Frequently asked questions
- What is the future value of ₹25,00,000 at 15% for 21 years?
- Under annual compounding (illustrative), maturity is about ₹4,70,53,795 with interest near ₹4,45,53,795. Actual mutual fund lumpsum returns are not guaranteed.
- Lumpsum vs SIP — which is better?
- Lumpsum deploys capital immediately; SIP spreads entries over time. Risk/return profiles differ — use both calculators for perspective.
- Is this mutual fund lumpsum calculator India specific?
- It uses rupee amounts and common search intent for Indian investors; returns are illustrative, not a fund quote.
- Does this include tax?
- No — capital gains tax rules vary by asset and holding period.

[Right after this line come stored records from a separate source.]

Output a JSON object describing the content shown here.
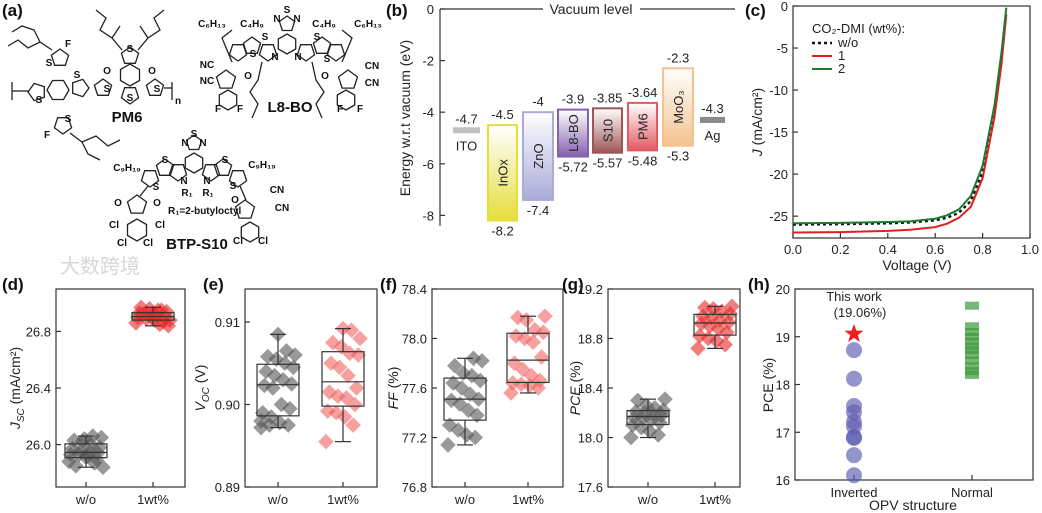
{
  "panel_labels": {
    "a": "(a)",
    "b": "(b)",
    "c": "(c)",
    "d": "(d)",
    "e": "(e)",
    "f": "(f)",
    "g": "(g)",
    "h": "(h)"
  },
  "watermark": "大数跨境",
  "molecules": {
    "pm6": {
      "name": "PM6",
      "atoms": [
        "F",
        "S",
        "S",
        "S",
        "S",
        "S",
        "O",
        "O",
        "S",
        "S",
        "n",
        "S",
        "F"
      ]
    },
    "l8bo": {
      "name": "L8-BO",
      "atoms": [
        "C₆H₁₃",
        "C₄H₉",
        "N",
        "S",
        "N",
        "C₄H₉",
        "C₆H₁₃",
        "S",
        "S",
        "S",
        "S",
        "N",
        "N",
        "NC",
        "NC",
        "O",
        "O",
        "CN",
        "CN",
        "F",
        "F",
        "F",
        "F"
      ]
    },
    "btps10": {
      "name": "BTP-S10",
      "r1_note": "R₁=2-butyloctyl",
      "atoms": [
        "N",
        "S",
        "N",
        "C₉H₁₉",
        "S",
        "S",
        "N",
        "R₁",
        "N",
        "R₁",
        "S",
        "S",
        "C₉H₁₉",
        "O",
        "O",
        "Cl",
        "Cl",
        "Cl",
        "Cl",
        "O",
        "CN",
        "CN",
        "Cl",
        "Cl"
      ]
    }
  },
  "chart_data": [
    {
      "panel": "b",
      "type": "energy-level-diagram",
      "ylabel": "Energy w.r.t vacuum (eV)",
      "ylim": [
        -8.4,
        0
      ],
      "yticks": [
        "0",
        "-2",
        "-4",
        "-6",
        "-8"
      ],
      "ytick_values": [
        0,
        -2,
        -4,
        -6,
        -8
      ],
      "top_label": "Vacuum level",
      "bands": [
        {
          "name": "ITO",
          "top": -4.7,
          "top_label": "-4.7",
          "kind": "line",
          "color": "#c0c0c0"
        },
        {
          "name": "InOx",
          "top": -4.5,
          "bottom": -8.2,
          "top_label": "-4.5",
          "bottom_label": "-8.2",
          "color": "#e6de3c"
        },
        {
          "name": "ZnO",
          "top": -4,
          "bottom": -7.4,
          "top_label": "-4",
          "bottom_label": "-7.4",
          "color": "#a9abd8"
        },
        {
          "name": "L8-BO",
          "top": -3.9,
          "bottom": -5.72,
          "top_label": "-3.9",
          "bottom_label": "-5.72",
          "color": "#8560b0"
        },
        {
          "name": "S10",
          "top": -3.85,
          "bottom": -5.57,
          "top_label": "-3.85",
          "bottom_label": "-5.57",
          "color": "#9c5656"
        },
        {
          "name": "PM6",
          "top": -3.64,
          "bottom": -5.48,
          "top_label": "-3.64",
          "bottom_label": "-5.48",
          "color": "#e25a62"
        },
        {
          "name": "MoO₃",
          "top": -2.3,
          "bottom": -5.3,
          "top_label": "-2.3",
          "bottom_label": "-5.3",
          "color": "#f3c28f"
        },
        {
          "name": "Ag",
          "top": -4.3,
          "top_label": "-4.3",
          "kind": "line",
          "color": "#8a8a8a"
        }
      ]
    },
    {
      "panel": "c",
      "type": "line",
      "xlabel": "Voltage (V)",
      "ylabel": {
        "var": "J",
        "unit": " (mA/cm²)"
      },
      "xlim": [
        0,
        1.0
      ],
      "ylim": [
        -27.6,
        0
      ],
      "xticks": [
        "0.0",
        "0.2",
        "0.4",
        "0.6",
        "0.8",
        "1.0"
      ],
      "xtick_values": [
        0,
        0.2,
        0.4,
        0.6,
        0.8,
        1.0
      ],
      "yticks": [
        "0",
        "-5",
        "-10",
        "-15",
        "-20",
        "-25"
      ],
      "ytick_values": [
        0,
        -5,
        -10,
        -15,
        -20,
        -25
      ],
      "legend_title": "CO₂-DMI (wt%):",
      "legend_position": "top-left",
      "x": [
        0,
        0.2,
        0.4,
        0.5,
        0.6,
        0.65,
        0.7,
        0.75,
        0.8,
        0.85,
        0.88,
        0.9
      ],
      "series": [
        {
          "name": "w/o",
          "color": "#111111",
          "dashed": true,
          "values": [
            -26.0,
            -25.95,
            -25.85,
            -25.75,
            -25.5,
            -25.2,
            -24.6,
            -23.2,
            -19.8,
            -12.5,
            -6.0,
            -0.6
          ]
        },
        {
          "name": "1",
          "color": "#e02020",
          "values": [
            -26.95,
            -26.9,
            -26.75,
            -26.6,
            -26.3,
            -25.9,
            -25.2,
            -23.9,
            -20.5,
            -13.2,
            -6.8,
            -1.0
          ]
        },
        {
          "name": "2",
          "color": "#1a7a30",
          "values": [
            -25.85,
            -25.8,
            -25.7,
            -25.6,
            -25.3,
            -24.9,
            -24.2,
            -22.6,
            -19.0,
            -11.8,
            -5.4,
            -0.2
          ]
        }
      ]
    },
    {
      "panel": "d",
      "type": "box-scatter",
      "ylabel": {
        "var": "J",
        "sub": "SC",
        "unit": " (mA/cm²)"
      },
      "ylim": [
        25.7,
        27.1
      ],
      "yticks": [
        "26.0",
        "26.4",
        "26.8"
      ],
      "ytick_values": [
        26.0,
        26.4,
        26.8
      ],
      "categories": [
        "w/o",
        "1wt%"
      ],
      "series": [
        {
          "name": "w/o",
          "color": "#555555",
          "values": [
            25.88,
            25.9,
            25.92,
            25.93,
            25.93,
            25.94,
            25.95,
            25.96,
            25.97,
            25.98,
            26.0,
            26.02,
            26.03,
            26.05,
            26.06,
            26.04,
            25.85,
            25.84,
            25.87,
            25.91
          ]
        },
        {
          "name": "1wt%",
          "color": "#e82828",
          "values": [
            26.86,
            26.87,
            26.88,
            26.89,
            26.9,
            26.9,
            26.91,
            26.92,
            26.93,
            26.94,
            26.95,
            26.96,
            26.97,
            26.84,
            26.85,
            26.9,
            26.92,
            26.88,
            26.95,
            26.93
          ]
        }
      ]
    },
    {
      "panel": "e",
      "type": "box-scatter",
      "ylabel": {
        "var": "V",
        "sub": "OC",
        "unit": " (V)"
      },
      "ylim": [
        0.89,
        0.914
      ],
      "yticks": [
        "0.89",
        "0.90",
        "0.91"
      ],
      "ytick_values": [
        0.89,
        0.9,
        0.91
      ],
      "categories": [
        "w/o",
        "1wt%"
      ],
      "series": [
        {
          "name": "w/o",
          "color": "#555555",
          "values": [
            0.8972,
            0.8975,
            0.8978,
            0.8985,
            0.899,
            0.8995,
            0.9,
            0.902,
            0.9023,
            0.9025,
            0.903,
            0.9035,
            0.904,
            0.9045,
            0.905,
            0.9055,
            0.9058,
            0.906,
            0.9065,
            0.9085,
            0.8975,
            0.898
          ]
        },
        {
          "name": "1wt%",
          "color": "#f06060",
          "values": [
            0.8955,
            0.8975,
            0.8985,
            0.899,
            0.8992,
            0.9,
            0.9008,
            0.901,
            0.9015,
            0.902,
            0.9035,
            0.9045,
            0.905,
            0.906,
            0.9062,
            0.907,
            0.9075,
            0.908,
            0.909,
            0.9092
          ]
        }
      ]
    },
    {
      "panel": "f",
      "type": "box-scatter",
      "ylabel": {
        "var": "FF",
        "unit": " (%)"
      },
      "ylim": [
        76.8,
        78.4
      ],
      "yticks": [
        "76.8",
        "77.2",
        "77.6",
        "78.0",
        "78.4"
      ],
      "ytick_values": [
        76.8,
        77.2,
        77.6,
        78.0,
        78.4
      ],
      "categories": [
        "w/o",
        "1wt%"
      ],
      "series": [
        {
          "name": "w/o",
          "color": "#555555",
          "values": [
            77.14,
            77.2,
            77.22,
            77.26,
            77.3,
            77.38,
            77.42,
            77.47,
            77.5,
            77.51,
            77.55,
            77.6,
            77.64,
            77.66,
            77.7,
            77.72,
            77.78,
            77.82,
            77.84
          ]
        },
        {
          "name": "1wt%",
          "color": "#f06060",
          "values": [
            77.56,
            77.6,
            77.62,
            77.63,
            77.64,
            77.66,
            77.7,
            77.75,
            77.8,
            77.85,
            77.97,
            78.0,
            78.02,
            78.05,
            78.07,
            78.15,
            78.17,
            78.18
          ]
        }
      ]
    },
    {
      "panel": "g",
      "type": "box-scatter",
      "ylabel": {
        "var": "PCE",
        "unit": " (%)"
      },
      "ylim": [
        17.6,
        19.2
      ],
      "yticks": [
        "17.6",
        "18.0",
        "18.4",
        "18.8",
        "19.2"
      ],
      "ytick_values": [
        17.6,
        18.0,
        18.4,
        18.8,
        19.2
      ],
      "categories": [
        "w/o",
        "1wt%"
      ],
      "series": [
        {
          "name": "w/o",
          "color": "#555555",
          "values": [
            18.0,
            18.02,
            18.05,
            18.08,
            18.1,
            18.12,
            18.14,
            18.15,
            18.16,
            18.18,
            18.19,
            18.2,
            18.21,
            18.22,
            18.24,
            18.26,
            18.3,
            18.31
          ]
        },
        {
          "name": "1wt%",
          "color": "#e82828",
          "values": [
            18.72,
            18.75,
            18.78,
            18.8,
            18.82,
            18.85,
            18.88,
            18.9,
            18.92,
            18.93,
            18.95,
            18.97,
            18.98,
            19.0,
            19.02,
            19.04,
            19.05,
            19.06
          ]
        }
      ]
    },
    {
      "panel": "h",
      "type": "scatter",
      "ylabel": "PCE (%)",
      "xlabel": "OPV structure",
      "ylim": [
        16,
        20
      ],
      "yticks": [
        "16",
        "17",
        "18",
        "19",
        "20"
      ],
      "ytick_values": [
        16,
        17,
        18,
        19,
        20
      ],
      "categories": [
        "Inverted",
        "Normal"
      ],
      "category_colors": [
        "#3a3a9a",
        "#4a8a30"
      ],
      "series": [
        {
          "name": "Inverted",
          "color": "#5a5ab0",
          "values": [
            18.72,
            18.12,
            17.55,
            17.42,
            17.22,
            17.12,
            16.9,
            16.88,
            16.52,
            16.1
          ]
        },
        {
          "name": "Normal",
          "color": "#3a9a3a",
          "values": [
            19.65,
            19.22,
            19.1,
            19.0,
            18.9,
            18.8,
            18.72,
            18.62,
            18.5,
            18.38,
            18.28,
            18.2
          ]
        }
      ],
      "highlight": {
        "label": "This work",
        "value_label": "(19.06%)",
        "value": 19.06,
        "category": "Inverted",
        "color": "#e82020"
      }
    }
  ]
}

- Can I change the return assumption?
- Yes — rerun with a lower rate for conservative planning.
- Where can I explore more scenarios?
- Use the internal links below for nearby principals, tenures, and rates.
Internal linking — related lumpsum calculator pages
Explore nearby scenarios on EasyCal — each link opens a calculator page with matching inputs (programmatic SEO).
- Lumpsum — 26 lakh · 21 years @ 15%
- Lumpsum — 27 lakh · 21 years @ 15%
- Lumpsum — 30 lakh · 21 years @ 15%
- Lumpsum — 35 lakh · 21 years @ 15%
- Lumpsum — 24 lakh · 21 years @ 15%
- Lumpsum — 23 lakh · 21 years @ 15%
- Lumpsum — 20 lakh · 21 years @ 15%
- Lumpsum — 40 lakh · 21 years @ 15%
- Lumpsum — 15 lakh · 21 years @ 15%
- Lumpsum — 25 lakh · 23 years @ 15%
Illustrative compounding only — not investment advice.